Published 4 Oct 2012 in cond-mat.str-el, hep-th, and quant-ph | (1210.1281v2)

Abstract: In primary school, we were told that there are four states of matter: solid, liquid, gas, and plasma. In college, we learned that there are much more than four states of matter. For example, there are ferromagnetic states as revealed by the phenomenon of magnetization and superfluid states as defined by the phenomenon of zero-viscosity. The various phases in our colorful world are so rich that it is amazing that they can be understood systematically by the symmetry breaking theory of Landau. In this paper, we will review the progress in last 20 -- 30 years, during which we discovered that there are even more interesting phases that are beyond Landau symmetry breaking theory. We discuss new "topological" phenomena, such as topological degeneracy, that reveal the existence of those new phases - topologically ordered phases.
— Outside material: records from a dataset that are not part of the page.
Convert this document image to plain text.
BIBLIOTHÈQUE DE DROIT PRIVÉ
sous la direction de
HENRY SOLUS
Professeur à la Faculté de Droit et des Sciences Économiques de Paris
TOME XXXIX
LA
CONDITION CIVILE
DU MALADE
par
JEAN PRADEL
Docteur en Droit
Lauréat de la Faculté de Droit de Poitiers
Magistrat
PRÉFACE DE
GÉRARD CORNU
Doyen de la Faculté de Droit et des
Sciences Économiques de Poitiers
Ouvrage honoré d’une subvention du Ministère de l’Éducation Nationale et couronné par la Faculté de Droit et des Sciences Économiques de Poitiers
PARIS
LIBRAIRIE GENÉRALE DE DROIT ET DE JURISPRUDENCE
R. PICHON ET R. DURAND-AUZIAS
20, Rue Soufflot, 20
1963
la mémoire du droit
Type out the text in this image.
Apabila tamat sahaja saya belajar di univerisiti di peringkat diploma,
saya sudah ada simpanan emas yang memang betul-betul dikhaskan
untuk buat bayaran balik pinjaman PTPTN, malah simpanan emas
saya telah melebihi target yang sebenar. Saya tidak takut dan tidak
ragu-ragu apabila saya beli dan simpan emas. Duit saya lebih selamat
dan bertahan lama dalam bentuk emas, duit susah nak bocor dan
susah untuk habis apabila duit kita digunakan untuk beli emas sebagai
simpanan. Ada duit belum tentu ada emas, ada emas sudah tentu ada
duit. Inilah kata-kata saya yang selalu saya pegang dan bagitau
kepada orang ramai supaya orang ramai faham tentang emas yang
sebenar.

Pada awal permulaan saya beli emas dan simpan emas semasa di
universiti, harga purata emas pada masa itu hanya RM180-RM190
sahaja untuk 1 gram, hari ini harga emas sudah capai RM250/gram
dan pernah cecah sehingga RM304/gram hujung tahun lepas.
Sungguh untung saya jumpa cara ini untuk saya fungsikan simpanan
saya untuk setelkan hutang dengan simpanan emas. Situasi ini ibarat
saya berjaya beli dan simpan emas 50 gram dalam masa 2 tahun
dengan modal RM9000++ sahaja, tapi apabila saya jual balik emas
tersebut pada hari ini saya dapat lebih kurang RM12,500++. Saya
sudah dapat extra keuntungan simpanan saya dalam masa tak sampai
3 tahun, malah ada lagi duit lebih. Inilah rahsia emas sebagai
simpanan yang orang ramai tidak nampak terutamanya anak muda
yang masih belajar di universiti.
Just like zero-viscosity defines the superfluid order, the new "topological" phenomena define the topological order at macroscopic level. As a new type of order, topological order requires a new mathematical frame work, such as fusion category and group cohomology, to describe it. More recently, we find that, at microscopical level, topological order is due to long-range quantum entanglements, just like fermion superfluid is due to fermion-pair condensation. Long-range quantum entanglements lead to many amazing emergent phenomena, such as fractional quantum numbers, fractional/non-Abelian statistics, and perfect conducting boundary channels. Long-range quantum entanglements can even provide a unified origin of light and electrons (or more generally, gauge interactions and Fermi statistics): light waves (gauge fields) are fluctuations of long-range entanglements, and electrons (fermions) are defects of long-range entanglements.